You’ll notice that we use Zoom for much of this and it has certainly had its share of issues over the last few weeks. We were as concerned as anyone about the issues uncovered, but also the potential reputational issues associated with using it as a professional body. 

This was also weighed up against the fact that it is arguably the best tool for these sorts of things – and while we evaluated a few others, none offered the feature-set we needed.

As with everything security-related, our “use case” was the core issue here. While we wouldn’t recommend highly confidential activities are conducted over Zoom (or others for that matter), after taking advice from security experts it was determined that there was no significant risk for our use cases – given the webinars were public anyway.

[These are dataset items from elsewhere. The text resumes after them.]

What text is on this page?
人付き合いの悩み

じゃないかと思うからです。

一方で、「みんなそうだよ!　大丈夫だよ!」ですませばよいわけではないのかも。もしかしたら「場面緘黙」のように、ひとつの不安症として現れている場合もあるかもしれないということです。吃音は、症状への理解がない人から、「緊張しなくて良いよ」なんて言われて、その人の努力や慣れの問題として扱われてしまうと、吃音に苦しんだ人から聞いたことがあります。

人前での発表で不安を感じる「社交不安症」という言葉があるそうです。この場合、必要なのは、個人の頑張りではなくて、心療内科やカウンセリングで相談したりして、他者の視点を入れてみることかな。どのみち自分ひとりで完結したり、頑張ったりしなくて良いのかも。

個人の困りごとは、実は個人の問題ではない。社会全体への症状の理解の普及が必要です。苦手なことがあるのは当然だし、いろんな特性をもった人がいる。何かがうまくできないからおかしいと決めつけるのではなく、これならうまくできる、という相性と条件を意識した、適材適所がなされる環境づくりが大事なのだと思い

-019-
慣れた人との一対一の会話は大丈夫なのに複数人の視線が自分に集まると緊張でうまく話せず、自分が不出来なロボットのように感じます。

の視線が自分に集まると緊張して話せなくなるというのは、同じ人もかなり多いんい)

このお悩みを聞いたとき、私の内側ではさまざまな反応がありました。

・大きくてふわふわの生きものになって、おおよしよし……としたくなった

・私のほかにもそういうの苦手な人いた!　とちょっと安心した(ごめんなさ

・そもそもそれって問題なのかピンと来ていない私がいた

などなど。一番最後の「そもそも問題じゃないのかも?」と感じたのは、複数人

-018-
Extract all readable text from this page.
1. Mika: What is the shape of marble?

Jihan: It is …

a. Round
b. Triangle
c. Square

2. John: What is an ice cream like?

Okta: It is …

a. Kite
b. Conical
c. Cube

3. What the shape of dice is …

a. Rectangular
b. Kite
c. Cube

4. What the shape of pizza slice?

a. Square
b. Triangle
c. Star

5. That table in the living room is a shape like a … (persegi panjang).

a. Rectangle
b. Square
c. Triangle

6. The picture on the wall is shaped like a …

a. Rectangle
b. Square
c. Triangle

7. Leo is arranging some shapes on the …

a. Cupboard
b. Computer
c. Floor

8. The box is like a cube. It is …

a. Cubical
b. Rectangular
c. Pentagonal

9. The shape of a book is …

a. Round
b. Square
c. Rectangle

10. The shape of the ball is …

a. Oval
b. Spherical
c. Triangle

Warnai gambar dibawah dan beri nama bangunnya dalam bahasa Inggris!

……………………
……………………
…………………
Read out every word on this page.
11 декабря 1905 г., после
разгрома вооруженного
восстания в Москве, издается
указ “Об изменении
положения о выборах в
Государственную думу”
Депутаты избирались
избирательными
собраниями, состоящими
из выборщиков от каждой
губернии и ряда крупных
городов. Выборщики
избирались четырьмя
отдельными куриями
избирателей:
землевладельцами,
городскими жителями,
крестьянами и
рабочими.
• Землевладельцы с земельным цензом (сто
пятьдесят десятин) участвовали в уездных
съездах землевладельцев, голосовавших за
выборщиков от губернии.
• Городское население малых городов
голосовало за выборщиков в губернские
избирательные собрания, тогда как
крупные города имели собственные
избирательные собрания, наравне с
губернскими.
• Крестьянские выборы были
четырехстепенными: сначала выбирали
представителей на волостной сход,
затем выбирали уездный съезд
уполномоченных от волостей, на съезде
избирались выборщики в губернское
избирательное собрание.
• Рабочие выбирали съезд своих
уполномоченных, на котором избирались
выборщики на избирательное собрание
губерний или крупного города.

This is also covered in the Cybersecurity webinar with Dr Elf Eldridge linked to above.

In Summary

We feel we’ve been fairly successful in providing opportunities for our members to still feel engaged with their professional community during lockdown. This isn’t to say our approach was better than any other or would even work in other markets. But one of the great things about IFIP is it provides us all the ability to share our learnings, and the approach above has really worked for us. We’re looking forward to hearing what has worked for you.

The takeaway is that, even in the most unforeseen and difficult circumstances, professional bodies have the ability to connect and engage with members using everyday tools. It doesn’t have to be complicated, but it can make a huge difference to our communities.